『房思琪(ファン・スーチー)の初恋の楽園』 / 林奕含
至る所で紹介されていたものの、一度絶版となり入手困難だった本書が白水社のUブックスとして復刊されたことを知りジャンピング購入。刊行2か月後に著者が自殺するというアフターエピソード込みで話題となった『楽園』『失楽園』『復楽園』の3部作からなる長編小説。解説含め、本編読んだあとにいろいろと、考えれば考えるほど分からなくなる作品で、文字に起こせない難しさはありますが頑張ります。

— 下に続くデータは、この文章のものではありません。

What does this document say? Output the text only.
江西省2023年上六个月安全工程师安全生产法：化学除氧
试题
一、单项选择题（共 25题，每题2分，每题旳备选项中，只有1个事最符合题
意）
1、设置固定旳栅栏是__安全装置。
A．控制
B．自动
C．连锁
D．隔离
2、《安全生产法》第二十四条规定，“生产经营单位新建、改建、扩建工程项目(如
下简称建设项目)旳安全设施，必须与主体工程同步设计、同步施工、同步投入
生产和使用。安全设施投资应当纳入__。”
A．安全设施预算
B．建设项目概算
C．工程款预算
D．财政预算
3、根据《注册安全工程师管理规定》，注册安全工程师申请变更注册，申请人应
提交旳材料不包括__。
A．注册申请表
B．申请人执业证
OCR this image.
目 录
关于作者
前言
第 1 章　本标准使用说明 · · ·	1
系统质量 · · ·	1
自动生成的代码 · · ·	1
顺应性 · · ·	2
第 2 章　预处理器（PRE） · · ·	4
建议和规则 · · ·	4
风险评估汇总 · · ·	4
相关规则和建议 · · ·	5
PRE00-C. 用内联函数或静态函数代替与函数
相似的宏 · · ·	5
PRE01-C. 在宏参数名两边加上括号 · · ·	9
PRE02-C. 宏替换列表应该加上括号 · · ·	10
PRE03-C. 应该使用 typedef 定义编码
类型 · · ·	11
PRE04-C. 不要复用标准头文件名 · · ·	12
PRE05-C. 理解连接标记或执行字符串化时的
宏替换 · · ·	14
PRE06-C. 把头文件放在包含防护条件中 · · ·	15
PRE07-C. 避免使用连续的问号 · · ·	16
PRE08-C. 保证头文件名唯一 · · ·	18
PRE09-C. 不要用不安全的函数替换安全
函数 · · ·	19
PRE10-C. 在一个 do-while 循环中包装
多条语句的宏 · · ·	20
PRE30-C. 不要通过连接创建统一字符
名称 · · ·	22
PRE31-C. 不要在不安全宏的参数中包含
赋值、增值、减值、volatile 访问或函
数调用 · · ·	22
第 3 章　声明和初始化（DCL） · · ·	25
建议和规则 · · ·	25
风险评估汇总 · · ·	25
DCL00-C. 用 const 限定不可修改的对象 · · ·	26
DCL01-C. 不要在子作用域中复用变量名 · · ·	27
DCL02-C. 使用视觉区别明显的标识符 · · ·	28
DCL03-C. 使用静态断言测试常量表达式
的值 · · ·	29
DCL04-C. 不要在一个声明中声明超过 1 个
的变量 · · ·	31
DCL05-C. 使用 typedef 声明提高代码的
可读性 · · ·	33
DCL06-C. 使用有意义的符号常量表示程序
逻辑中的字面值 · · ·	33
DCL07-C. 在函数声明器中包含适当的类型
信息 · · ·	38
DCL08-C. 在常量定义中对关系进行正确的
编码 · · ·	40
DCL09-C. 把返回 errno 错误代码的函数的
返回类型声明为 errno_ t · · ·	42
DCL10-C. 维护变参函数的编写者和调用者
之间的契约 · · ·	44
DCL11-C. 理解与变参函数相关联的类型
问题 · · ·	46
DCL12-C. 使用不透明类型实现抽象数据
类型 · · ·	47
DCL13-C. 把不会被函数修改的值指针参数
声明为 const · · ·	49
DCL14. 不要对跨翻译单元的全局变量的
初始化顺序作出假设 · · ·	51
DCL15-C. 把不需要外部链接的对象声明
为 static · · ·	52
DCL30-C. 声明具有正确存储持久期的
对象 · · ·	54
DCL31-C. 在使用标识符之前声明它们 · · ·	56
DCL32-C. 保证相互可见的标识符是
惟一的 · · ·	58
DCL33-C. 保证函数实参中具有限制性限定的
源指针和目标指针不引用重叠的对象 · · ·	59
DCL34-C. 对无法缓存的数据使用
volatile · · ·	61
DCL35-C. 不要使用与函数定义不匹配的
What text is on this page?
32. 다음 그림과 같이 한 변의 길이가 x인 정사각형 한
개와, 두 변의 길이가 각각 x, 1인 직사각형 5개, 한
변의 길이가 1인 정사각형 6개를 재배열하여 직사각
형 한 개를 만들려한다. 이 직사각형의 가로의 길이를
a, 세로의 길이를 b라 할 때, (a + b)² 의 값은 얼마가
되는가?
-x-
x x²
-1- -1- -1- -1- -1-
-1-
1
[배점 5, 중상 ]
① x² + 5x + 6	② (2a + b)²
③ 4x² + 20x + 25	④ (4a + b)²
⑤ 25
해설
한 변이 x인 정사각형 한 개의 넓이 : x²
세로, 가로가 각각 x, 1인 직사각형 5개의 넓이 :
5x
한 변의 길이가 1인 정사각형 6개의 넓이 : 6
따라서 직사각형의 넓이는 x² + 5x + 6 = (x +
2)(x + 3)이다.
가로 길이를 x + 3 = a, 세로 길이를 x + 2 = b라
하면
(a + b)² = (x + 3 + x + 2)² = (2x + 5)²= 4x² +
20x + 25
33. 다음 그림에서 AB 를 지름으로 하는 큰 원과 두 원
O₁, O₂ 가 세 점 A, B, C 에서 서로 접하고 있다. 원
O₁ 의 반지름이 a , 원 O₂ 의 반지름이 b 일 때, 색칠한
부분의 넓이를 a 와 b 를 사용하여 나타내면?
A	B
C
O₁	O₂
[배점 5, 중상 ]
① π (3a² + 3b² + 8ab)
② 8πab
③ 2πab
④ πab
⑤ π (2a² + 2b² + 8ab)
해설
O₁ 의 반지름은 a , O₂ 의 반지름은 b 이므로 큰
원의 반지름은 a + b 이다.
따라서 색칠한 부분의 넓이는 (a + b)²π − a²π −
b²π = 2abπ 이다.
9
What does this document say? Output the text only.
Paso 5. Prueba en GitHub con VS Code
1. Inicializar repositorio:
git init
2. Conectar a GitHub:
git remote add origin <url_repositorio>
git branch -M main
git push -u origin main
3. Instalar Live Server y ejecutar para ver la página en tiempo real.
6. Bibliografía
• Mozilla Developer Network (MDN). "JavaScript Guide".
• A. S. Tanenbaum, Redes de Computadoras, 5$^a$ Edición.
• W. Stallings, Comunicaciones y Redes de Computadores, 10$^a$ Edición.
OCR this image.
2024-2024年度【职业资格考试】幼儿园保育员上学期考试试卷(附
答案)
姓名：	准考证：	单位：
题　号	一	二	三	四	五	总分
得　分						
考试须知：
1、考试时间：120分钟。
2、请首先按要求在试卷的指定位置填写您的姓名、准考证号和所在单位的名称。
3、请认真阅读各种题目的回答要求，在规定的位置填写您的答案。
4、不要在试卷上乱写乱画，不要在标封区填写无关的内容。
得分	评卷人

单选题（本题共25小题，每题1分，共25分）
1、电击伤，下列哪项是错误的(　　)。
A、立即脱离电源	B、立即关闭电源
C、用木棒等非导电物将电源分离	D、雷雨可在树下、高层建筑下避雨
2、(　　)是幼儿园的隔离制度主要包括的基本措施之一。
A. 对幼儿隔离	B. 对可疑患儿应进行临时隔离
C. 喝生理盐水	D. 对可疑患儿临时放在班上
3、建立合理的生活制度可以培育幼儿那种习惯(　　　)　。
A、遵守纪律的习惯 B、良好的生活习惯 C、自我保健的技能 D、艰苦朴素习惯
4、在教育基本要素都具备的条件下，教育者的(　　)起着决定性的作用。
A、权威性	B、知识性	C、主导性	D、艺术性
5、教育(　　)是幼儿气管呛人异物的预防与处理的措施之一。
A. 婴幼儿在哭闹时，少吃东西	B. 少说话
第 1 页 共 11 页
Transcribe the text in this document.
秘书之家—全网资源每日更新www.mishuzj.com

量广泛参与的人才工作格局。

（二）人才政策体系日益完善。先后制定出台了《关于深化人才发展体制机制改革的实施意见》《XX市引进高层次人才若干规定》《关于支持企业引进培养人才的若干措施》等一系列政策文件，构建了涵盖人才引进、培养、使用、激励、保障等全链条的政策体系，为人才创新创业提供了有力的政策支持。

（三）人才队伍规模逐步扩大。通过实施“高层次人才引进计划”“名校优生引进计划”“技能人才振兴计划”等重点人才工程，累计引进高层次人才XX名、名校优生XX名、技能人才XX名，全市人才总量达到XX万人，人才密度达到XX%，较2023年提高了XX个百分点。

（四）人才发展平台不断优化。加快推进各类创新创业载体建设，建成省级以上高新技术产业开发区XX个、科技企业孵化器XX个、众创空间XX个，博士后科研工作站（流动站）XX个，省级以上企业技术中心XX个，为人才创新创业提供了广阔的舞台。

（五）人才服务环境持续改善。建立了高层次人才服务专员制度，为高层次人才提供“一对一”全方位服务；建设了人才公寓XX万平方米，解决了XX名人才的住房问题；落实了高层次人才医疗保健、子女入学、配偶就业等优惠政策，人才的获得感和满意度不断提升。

幼馴染である13歳の房思琪と劉怡婷、そして20歳の伊紋の3名の女性の物語。同じ高級マンションに住み、交流のある仲の良い3人だが、房思琪は下の階に住んでいる国語教師に5年もの間強姦され、伊紋は夫からの日常的な家庭内暴力を受け、流産までさせられている。
というストーリーからも、そしてこれを書き上げた著者が2ヶ月後に自死するというノンフィクションからも分かる通り、描かれる内容はどこまでも残酷であり、特に『失楽園』における、5年かけて心身を壊されていく房思琪の様は見ていて苦しさしか無い。
けれど一方で、苦しい描写の中に度々現れる美しい文章に救われるような感覚が多々あり、苦しくも読みやすい作品になっているのが不思議。
房思琪が、時間と空間を行き来するだけで何も変わらない己の日常を「シャトルラン」という比喩で見事に表現する文章
彼女の時間はまっすぐには進まない。彼女の時間はシャトルランの時間だ。マンションからホテル、ホテルからマンション。(略)わたしが最初に死にたいと思ったとき、実はもう死んでいた。人生は衣類のように、こんなにも簡単にはぎ取られてしまう。
といった、文学とも哲学とも言える高尚さを感じる。訳者あとがきで、原文は著者の文学知識がふんだんに詰め込まれたかなり難解な文章だったとあるが、そこは訳者の力量で素晴らしい日本語作品となったと思う。
最終章である3章は『復楽園』というタイトルから、てっきり残された劉怡婷と伊紋の逆襲の物語に転じるシスターフッドものかと思いきや、最終的には結局権力者が肯定される世の中が描かれている(終わり方の胸クソ悪いこと、、、!)。それもまた、連綿と続く脱しようのない地獄を表しているようだし、幼馴染が障害を負った原因が自分にあると責める劉怡婷に伊紋が語るシーンは、本書のハイライト。
忍耐は美徳じゃない。忍耐を美徳にするのは、この偽善の世界が、その歪んだ秩序を維持する方法。怒りこそ美徳なのよ。あなたは怒りの本を一冊書くこともできる。あなたの本を読める人はすごく幸せよ。実際には触れることなく、世界の裏側を見ることができるのだから。
ケイト・ザンブレノ著『ヒロインズ』を読んだ時も、表現する・抗う手段として文章を書けという終盤のメッセージに心打たれたが、本作も同様やった。3人が最終的にどうなったかが描かれないまま終わったし、その中でも房思琪の幼馴染の劉怡婷は、伊紋の言葉を受けても尚、自分を赦さないような気もする。けれど、権力者が肯定されるこんな世の中でも、劉怡婷含む3人の人生がプラスに向かうことを願います。
多くの問いが投げかけられる問題作、おすすめ!読んだ人と是非話したい作品。